Weekly Market Commentary July 18th to July 22nd 2022
As earnings season begins, we had a relatively slow week for economic data releases. This week provided several indicators of the present situation of the housing market as well as U.S. manufacturing metrics.
New home building hit a nine-month low as privately owned housing starts in June were at a seasonally adjusted rate of 1.56mm. This figure is down 2% from May and up 1.4% year-over-year. Permits for new construction projects also slipped 0.6% from May’s revised number, the latest indication of the housing market cooling as rising interest rates decrease affordability. Additionally, Existing Home Sales declined for the fifth month in a row, down 5.4% from May and 14.2% from this point last year.
The S&P Global US Manufacturing PMI was reported at 52.3, modestly below the prior month reading of 52.7. Private sector output contracted for the first time in over two years.
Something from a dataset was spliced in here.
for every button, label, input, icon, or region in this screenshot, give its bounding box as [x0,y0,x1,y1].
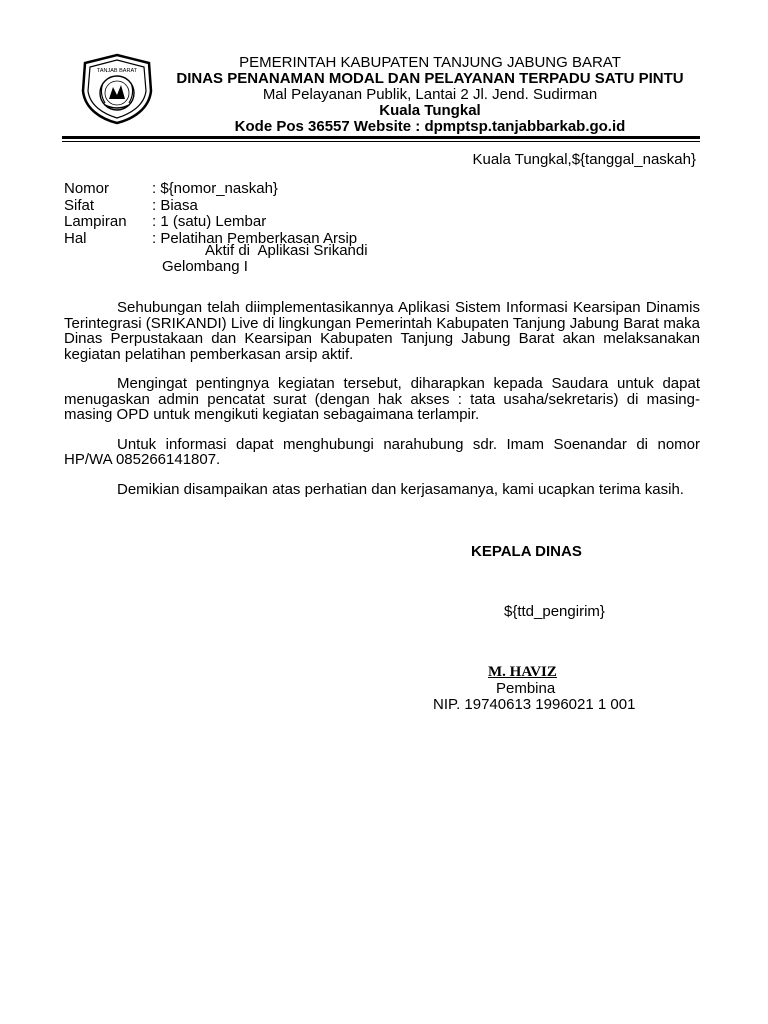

The National Association of Homebuilders monthly index of activity fell to a two-year low, at 55 points from 67 last month. This number surprised to the downside, as the consensus for June was 66. This metric reflects building activity of single-family homes and the sharp decline in both present single family home building, six month forward single family homes and slowing traffic of prospective buyers indicate a cooling of housing demand.
Initial jobless claims exceeded expectations, coming in at 251,000 vs. the consensus of 240,000. Companies announcing job cuts amid increasing recession fears has resulted in the second straight week of increasing unemployment insurance claims. We can expect this trend to continue as the Federal Reserve will bolster its efforts against inflation, which ultimately might pinch demand for workers.
The Philadelphia Federal Reserve regional manufacturing activity contracted notably more than expected, falling to -12.3 vs the consensus that it would rebound to a positive 0.4. Sliding from 3.3 last month. This indicator suggests surprisingly rapid contraction of economic activity. The report’s forward-looking statements predict slowing activity and new orders but increases in shipments and employment over the next six months.
The U.S. equity markets had a steady run this week, with the S&P 500 up 2.5% to 3,961. The NASDAQ Composite also had a good week, finishing higher by 3.3%. The yield on the 10-Year U.S. Treasury was lower by 15 basis points, ending the final trading session at 2.77%.
Next week the market will keep a close eye on the Federal Open Market Committee rate decision, as well as a new look at inflation with a Personal Consumption Expenditures (PCE) Report. A first look at the Q2 GDP estimate, New Home Sales and Durable Goods Orders will be reported as well.